Defining Model Components
from tqdm import tqdm
from transformers import AutoModelForCausalLM
from transformers.models.llama.configuration_llama import LlamaConfig
from torch.optim.lr_scheduler import _LRScheduler as LRScheduler
import torch.distributed as dist
from colossalai.booster import Booster
config = LlamaConfig(max_position_embeddings=4096)
from colossalai.booster.plugin import HybridParallelPlugin
# define dataset
class RandomDataset(Dataset):
def __init__(self, num_samples: int = 1000, max_length: int = 2048, vocab_size: int = 32000):
self.num_samples = num_samples
self.max_length = max_length
self.input_ids = torch.randint(
0, vocab_size, (num_samples, max_length), device=get_accelerator().get_current_device()
)
self.attention_mask = torch.ones_like(self.input_ids)
def __len__(self):
return self.num_samples
def __getitem__(self, idx):
return {
"input_ids": self.input_ids[idx],
"attention_mask": self.attention_mask[idx],
"labels": self.input_ids[idx],
}
parser = argparse.ArgumentParser()
parser.add_argument("-b", "--batch_size", type=int, default=2, help="Batch size")
parser.add_argument("-s", "--num_steps", type=int, default=5, help="Number of steps to run")
parser.add_argument("-l", "--max_length", type=int, default=4096, help="Max sequence length")
parser.add_argument("--tp", type=int, default=1, help="Tensor parallel size")
parser.add_argument("--sp", type=int, default=1, help="Sequence parallel size")
args = parser.parse_args()
model = AutoModelForCausalLM.from_config(
config,
trust_remote_code=True,
attn_implementation="flash_attention_2",
torch_dtype=torch.bfloat16,
)
optimizer = HybridAdam(model.parameters())
scheduler = torch.optim.lr_scheduler.StepLR(optimizer, step_size=1, gamma=0.1)
# usually, num_samples=args.batch_size * args.num_steps * dp_size
dataset = RandomDataset(
num_samples=10000, max_length=args.max_length, vocab_size=config.vocab_size
)
Using TP+SP
Define the plugin. When using this sequence parallelism, sp_size will be set to match tp_size, and the tp group will overlap with the sp group.

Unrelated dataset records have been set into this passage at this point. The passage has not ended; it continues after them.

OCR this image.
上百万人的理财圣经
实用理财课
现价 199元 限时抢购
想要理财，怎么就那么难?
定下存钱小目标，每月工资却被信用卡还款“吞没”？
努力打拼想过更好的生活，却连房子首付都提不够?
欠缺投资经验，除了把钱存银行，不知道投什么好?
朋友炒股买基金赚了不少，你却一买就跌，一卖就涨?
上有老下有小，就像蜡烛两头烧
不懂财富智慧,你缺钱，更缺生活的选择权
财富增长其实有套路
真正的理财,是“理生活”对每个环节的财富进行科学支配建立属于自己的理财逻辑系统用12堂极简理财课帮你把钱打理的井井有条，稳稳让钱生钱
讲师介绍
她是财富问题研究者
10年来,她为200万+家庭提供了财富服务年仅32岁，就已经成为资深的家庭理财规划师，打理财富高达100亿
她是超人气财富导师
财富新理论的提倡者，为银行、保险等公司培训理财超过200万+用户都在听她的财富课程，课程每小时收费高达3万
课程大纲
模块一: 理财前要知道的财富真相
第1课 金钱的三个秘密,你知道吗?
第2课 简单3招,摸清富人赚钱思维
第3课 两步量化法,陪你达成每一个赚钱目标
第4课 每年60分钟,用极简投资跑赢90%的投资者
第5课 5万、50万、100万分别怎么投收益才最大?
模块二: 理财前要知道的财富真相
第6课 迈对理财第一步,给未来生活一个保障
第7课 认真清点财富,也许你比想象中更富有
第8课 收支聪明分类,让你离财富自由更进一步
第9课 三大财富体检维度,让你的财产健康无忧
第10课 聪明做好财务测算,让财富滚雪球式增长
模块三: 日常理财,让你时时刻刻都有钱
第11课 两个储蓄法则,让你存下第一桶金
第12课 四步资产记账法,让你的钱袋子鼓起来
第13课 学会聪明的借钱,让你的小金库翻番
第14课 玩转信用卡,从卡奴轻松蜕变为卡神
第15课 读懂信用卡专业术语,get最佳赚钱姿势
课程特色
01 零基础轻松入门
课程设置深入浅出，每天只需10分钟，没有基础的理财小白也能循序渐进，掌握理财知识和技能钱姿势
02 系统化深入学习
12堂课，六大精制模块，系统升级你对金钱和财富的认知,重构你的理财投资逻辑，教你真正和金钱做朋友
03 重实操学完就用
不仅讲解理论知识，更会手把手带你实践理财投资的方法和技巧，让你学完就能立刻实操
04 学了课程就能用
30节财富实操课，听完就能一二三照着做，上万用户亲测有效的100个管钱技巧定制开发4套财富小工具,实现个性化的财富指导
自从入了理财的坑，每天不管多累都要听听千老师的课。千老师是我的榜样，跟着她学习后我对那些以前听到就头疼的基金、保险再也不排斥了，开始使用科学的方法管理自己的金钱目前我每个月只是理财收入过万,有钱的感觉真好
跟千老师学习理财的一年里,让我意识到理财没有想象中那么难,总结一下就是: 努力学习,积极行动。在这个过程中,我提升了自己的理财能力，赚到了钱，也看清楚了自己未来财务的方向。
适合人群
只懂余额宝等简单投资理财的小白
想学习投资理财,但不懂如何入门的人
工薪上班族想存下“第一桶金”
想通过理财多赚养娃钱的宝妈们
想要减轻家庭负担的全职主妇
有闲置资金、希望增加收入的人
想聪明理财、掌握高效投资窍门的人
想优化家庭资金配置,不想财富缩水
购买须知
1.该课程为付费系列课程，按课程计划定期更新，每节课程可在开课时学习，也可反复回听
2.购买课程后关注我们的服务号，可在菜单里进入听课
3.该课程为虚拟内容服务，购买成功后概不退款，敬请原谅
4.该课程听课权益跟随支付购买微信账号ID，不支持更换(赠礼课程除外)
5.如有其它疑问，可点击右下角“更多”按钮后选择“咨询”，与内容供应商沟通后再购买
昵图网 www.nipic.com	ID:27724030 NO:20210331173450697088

plugin = HybridParallelPlugin(
tp_size=4,
sp_size=1,
enable_all_optimization=True,
enable_sequence_parallelism=True,
sequence_parallelism_mode="split_gather",
)
Using DeepSpeed-Ulysses
Define the plugin. In the DeepSpeed-Ulysses sequence parallelism, the tp group and sp group are orthogonal.
plugin = HybridParallelPlugin(
tp_size=2,
sp_size=2,
enable_all_optimization=True,
enable_sequence_parallelism=True,
sequence_parallelism_mode="all_to_all",
)
Using Ring Attention
Define the plugin. In ring attention sequence parallelism, the tp group and sp group are orthogonal, and sp_size must be set to the correct parallel size.
plugin = HybridParallelPlugin(
tp_size=2,
sp_size=2,
enable_all_optimization=True,
enable_sequence_parallelism=True,
sequence_parallelism_mode="ring_attn",
)
Using Booster
booster = Booster(plugin=plugin)
dataloader = plugin.prepare_dataloader(dataset, batch_size=args.batch_size, shuffle=True, drop_last=True, seed=42)
model, optimizer, _, dataloader, _ = booster.boost(model, optimizer, dataloader=dataloader)
Training the Model
for step, batch in enumerate(tqdm(dataloader, desc="Step", disable=not dist.get_rank()==0)):
outputs = model(**batch)
loss = outputs[0]
del outputs # free memory
if dist.get_rank() == dist.get_world_size() - 1:
print(f"Step {step} loss: {loss}")
booster.backward(loss, optimizer)
optimizer.step()
optimizer.zero_grad()
Sequence Parallelism with MoeHybridParallelPlugin
Currently, the MoeHybridParallelPlugin
only supports DeepSpeed-Ulysses sequence parallelism. The usage is similar to HybridParallelPlugin. For specific examples, refer to this example.
Conclusion
Among the sequence parallelism methods mentioned, ring attention has no requirements for the number of attention heads and can train ultra-long sequences. However, due to the division of computation, its performance may decrease. TP+SP and DeepSpeed-Ulysses have requirements for the number of attention heads, which must be divisible by the sp group size. These sequence parallelism methods are all compatible with high-performance attention mechanisms like flash attention. Sequence parallelism can also be used with Gemini to train extremely large-scale models, and it can be combined with TP, PP, and DP to form 4D parallelism.